Par rapport à cet étiage, l’enquête que nous venons de mener enregistre un décrochage sans précédent, puisqu’il n’y a plus que 27% de Français à considérer les Etats-Unis comme un allié sûr. Cette cote de confiance se situe 11 points en-dessous de ce qui avait été enregistré au début du premier mandat Trump et 28 points en retrait par rapport à la mesure effectuée durant la guerre d’Irak. La crise de confiance inédite se lit à l’aune de cette remise en perspective historique, mais également au regard de la cote de l’Allemagne et du Royaume-Uni, perçus comme des alliés sûrs par respectivement 71% et 65% des Français.

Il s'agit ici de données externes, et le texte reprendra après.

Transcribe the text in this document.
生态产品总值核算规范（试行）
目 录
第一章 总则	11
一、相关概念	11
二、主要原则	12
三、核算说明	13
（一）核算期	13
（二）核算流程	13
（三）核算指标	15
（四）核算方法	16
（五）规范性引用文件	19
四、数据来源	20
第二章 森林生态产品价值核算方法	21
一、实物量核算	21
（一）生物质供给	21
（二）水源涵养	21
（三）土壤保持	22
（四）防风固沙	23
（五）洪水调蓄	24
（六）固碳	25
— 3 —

- Les Etats-Unis désormais perçus comme un adversaire pour faire face à la Russie
Si 70% des sondés continuent de voir dans les Etats-Unis « plutôt un pays ami » pour combattre le terrorisme islamiste (contre 74% en 2018), ils ne sont plus que 42% en ce qui concerne le fait d’assurer la sécurité des pays-membres de l’OTAN (en recul de huit points par rapport à 2018). Fait plus spectaculaire, les Etats-Unis sont désormais perçus « plutôt comme un pays adversaire » pour faire face à la Russie par 63% des Français, cette proportion ayant augmenté de 14 points depuis 2018 (soit deux ans après la première élection de Trump).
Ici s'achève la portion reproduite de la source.